Cardinal Blase Cupich warned parishioners at St Sabina church to stop obstructing investigators examining charges of sex abuse lodged against their longtime pastor Fr Michael Pfleger. “Once again this week there was an organised effort through the St Sabina website to employ inappropriate and intimidating tactics to put pressure on the Archdiocese of Chicago and the Independent Review Board (IRB) as the case of Fr Michael Pfleger is being processed,” Cupich wrote to the interim pastor. Pfleger stepped aside in January when the first allegation was lodged. Since then, two additional allegations have been made.

Three Democrat legislators have written to Supreme Court JusticeAmy Coney Barrett, asking that she recuse herself from a case involving the libertarian organisation Americans for Prosperity. The organisation, funded in part by Charles Koch, spent “seven figures” in advertising in support of Barrett’s confirmation. It is suing to overturn a California regulation requiring it to disclose its donors. A report also surfaced that Barrett has received a $2 million book deal for a book about jurisprudence.
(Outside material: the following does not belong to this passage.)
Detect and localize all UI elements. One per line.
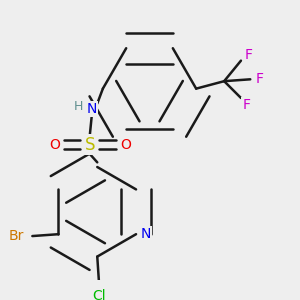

The Papal Nuncio in Mexico, Archbishop Franco Coppola, visited the town of Aguililla, Michoacan on Friday last week to show support for residents beset by violence. Warring cartels have closed off roads in the region and the town has been largely inaccessible for months. “Unfortunately, violence is not just characteristic of Michoacan, but all of Mexico”, Coppola said during the visit. “It is very important that people know what is going on. The bad guys take advantage of silence.” The Bishop of Apatzingán, Michoacan, Cristóbal Ascencio, accompanied Coppola. He said, “The Mexican people are completely abandoned by those who have the obligation to protect them.”